The best of the WASP elites had a stewardship mentality, that they were temporary caretakers of institutions that would span generations. They cruelly ostracized people who did not live up to their codes of gentlemanly conduct and scrupulosity. They were insular and struggled with intimacy, but they did believe in restraint, reticence and service.

Today’s elite is more talented and open but lacks a self-conscious leadership code. The language of meritocracy (how to succeed) has eclipsed the language of morality (how to be virtuous). Wall Street firms, for example, now hire on the basis of youth and brains, not experience and character. Most of their problems can be traced to this.

This take is related to, but not the same as, the misgivings I expressed recently about Mitt Romney.
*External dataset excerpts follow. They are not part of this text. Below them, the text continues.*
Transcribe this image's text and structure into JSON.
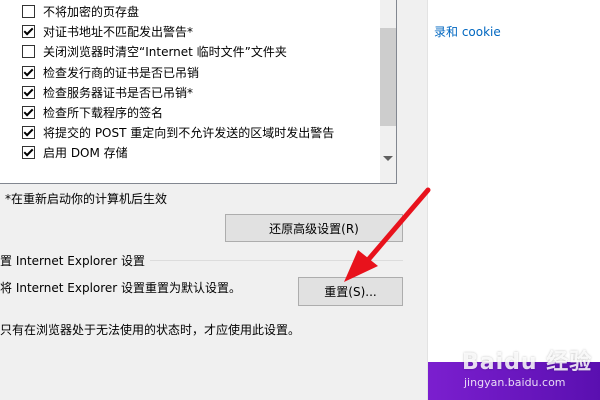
{
  "advanced_list": {
    "items": [
      {
        "label": "不将加密的页存盘",
        "checked": false
      },
      {
        "label": "对证书地址不匹配发出警告*",
        "checked": true
      },
      {
        "label": "关闭浏览器时清空“Internet 临时文件”文件夹",
        "checked": false
      },
      {
        "label": "检查发行商的证书是否已吊销",
        "checked": true
      },
      {
        "label": "检查服务器证书是否已吊销*",
        "checked": true
      },
      {
        "label": "检查所下载程序的签名",
        "checked": true
      },
      {
        "label": "将提交的 POST 重定向到不允许发送的区域时发出警告",
        "checked": true
      },
      {
        "label": "启用 DOM 存储",
        "checked": true
      }
    ]
  },
  "restart_note": "*在重新启动你的计算机后生效",
  "restore_button": "还原高级设置(R)",
  "reset_group": {
    "title": "置 Internet Explorer 设置",
    "description": "将 Internet Explorer 设置重置为默认设置。",
    "reset_button": "重置(S)...",
    "warning": "只有在浏览器处于无法使用的状态时，才应使用此设置。"
  },
  "right_pane": {
    "link_text": "录和 cookie"
  },
  "watermark": {
    "logo": "Baidu 经验",
    "url": "jingyan.baidu.com"
  },
  "colors": {
    "annotation_arrow": "#e8121c",
    "link": "#0067c0",
    "purple": "#6a14c0"
  }
}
I actually think Romney has an appropriate sense of stewardship, which is what Brooks is driving at. But both Brooks and I are getting at different aspects of humility; he is raising the issue of whether those with power exercise it for their own benefit or for others', and I was writing more about whether those with power have too much confidence in their ability to use it wisely.

Try to imagine a successful politician today saying something like this:

Calvin Coolidge, the last president with a proper sense of his office's constitutional proportions, was known, not coincidentally, as Silent Cal. His reticence expressed an institutional modesty: "It is a great advantage to a President, and a major source of safety to the country, for him to know that he is not a great man."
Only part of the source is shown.